The pregnancy has been going well though, which makes things easier. Matteo loves the way my body is changing, and he’s obsessed with talking about our future together as parents. I wasn’t expecting him to be so excited about it, but I think that with the stress of Vitale being gone, he’s much more open to me. He’s even been suggesting names, such as the middle name of his grandmother or maybe even Leonardo. I’ve been searching for baby names as well, but we still have plenty of time. I’m tempted to meet the baby first before we name them, just to see what their personality is. I know it sounds crazy, but I think it might just work.

As for our relationship, Matteo is the most affectionate, attentive partner I’ve ever had now that he’s let his guard down around me. I was shocked at how quickly the change took place, and I found it a little concerning, but I got used to is pretty fast. I’ve never had a boyfriend who spent so much time trying to make every day special. He brings me tea and snacks on the days when I’m too sick to work, and he sits in the gardens with me while I meditate.

I hate to think of what my life would be right now if I hadn’t reached back out to him. I would still be alone in my apartment every night, watching the ceiling fan whirring above me as sleep evades me. I’d be depressed, anxious, and hopeless.

Leonardo has been really helpful with everything too. Matteo has entrusted him to take care of me when he can’t be here, which is rare these days. He’s cut back on his work a lot in order to be more present for me. He’s been taking me to all of my doctor’s appointments, anxiously awaiting the test results with me and holding my hand when I’m nervous.

This pregnancy is so much easier than I expected it to be. After a while, I did start to get sick here and there, but I feel like I’ve been handling the changes well. I feel like I’m getting bigger every day, which has made clothes shopping hard, but I’m not going to complain about it. When Matteo realized that I was struggling to find clothes, he bought me an entire designer maternity wardrobe.

I haven’t been working much, which has given John a level of satisfaction that only a vindictive old man can experience. He’s never wanted me to succeed, and he believes that my absence from the office means I’ve spent the last few months doing nothing. He thinks I’ve been watching The Real Housewives and eating pints of ice cream by myself.

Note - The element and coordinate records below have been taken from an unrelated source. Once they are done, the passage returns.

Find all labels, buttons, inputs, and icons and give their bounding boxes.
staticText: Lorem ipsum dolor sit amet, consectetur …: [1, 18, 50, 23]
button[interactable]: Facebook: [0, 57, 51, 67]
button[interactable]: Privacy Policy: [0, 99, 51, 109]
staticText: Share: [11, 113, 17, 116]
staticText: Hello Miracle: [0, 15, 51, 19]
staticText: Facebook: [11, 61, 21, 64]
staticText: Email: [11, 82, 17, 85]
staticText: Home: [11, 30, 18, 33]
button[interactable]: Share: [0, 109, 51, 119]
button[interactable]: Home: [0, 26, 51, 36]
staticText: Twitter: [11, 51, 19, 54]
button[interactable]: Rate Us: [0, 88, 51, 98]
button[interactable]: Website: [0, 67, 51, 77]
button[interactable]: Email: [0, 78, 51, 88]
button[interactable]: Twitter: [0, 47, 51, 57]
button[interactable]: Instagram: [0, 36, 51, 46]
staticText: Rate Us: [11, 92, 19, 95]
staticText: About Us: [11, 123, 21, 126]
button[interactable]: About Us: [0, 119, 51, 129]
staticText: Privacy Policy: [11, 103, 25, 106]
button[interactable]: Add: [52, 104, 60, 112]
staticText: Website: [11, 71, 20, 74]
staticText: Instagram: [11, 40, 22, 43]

Well, he’s in for a major surprise.

I’ve compiled every piece of information I could possibly assemble into this article. Every relevant detail, every nauseating footnote is here. Everybody who reads this will be forced to face the underworld of organized crime like I was.

And today, I’m going to drop it on John’s desk.

I choose the boldest, most ostentatious outfit that I can find in my closet the day I arrive at the office again. I’m wearing a bright red dress that clings to my curves perfectly, even with my baby bump. I’ve paired it with Louboutins, of course, and a red netted veil over my face. I look like the mistress at the funeral of an eccentric billionaire, and I wouldn’t have it any other way.

John is shocked to see me, since I decided not to tell him I was coming in today. I needed him to be surprised, because now it’ll be even more confusing for him when I quit.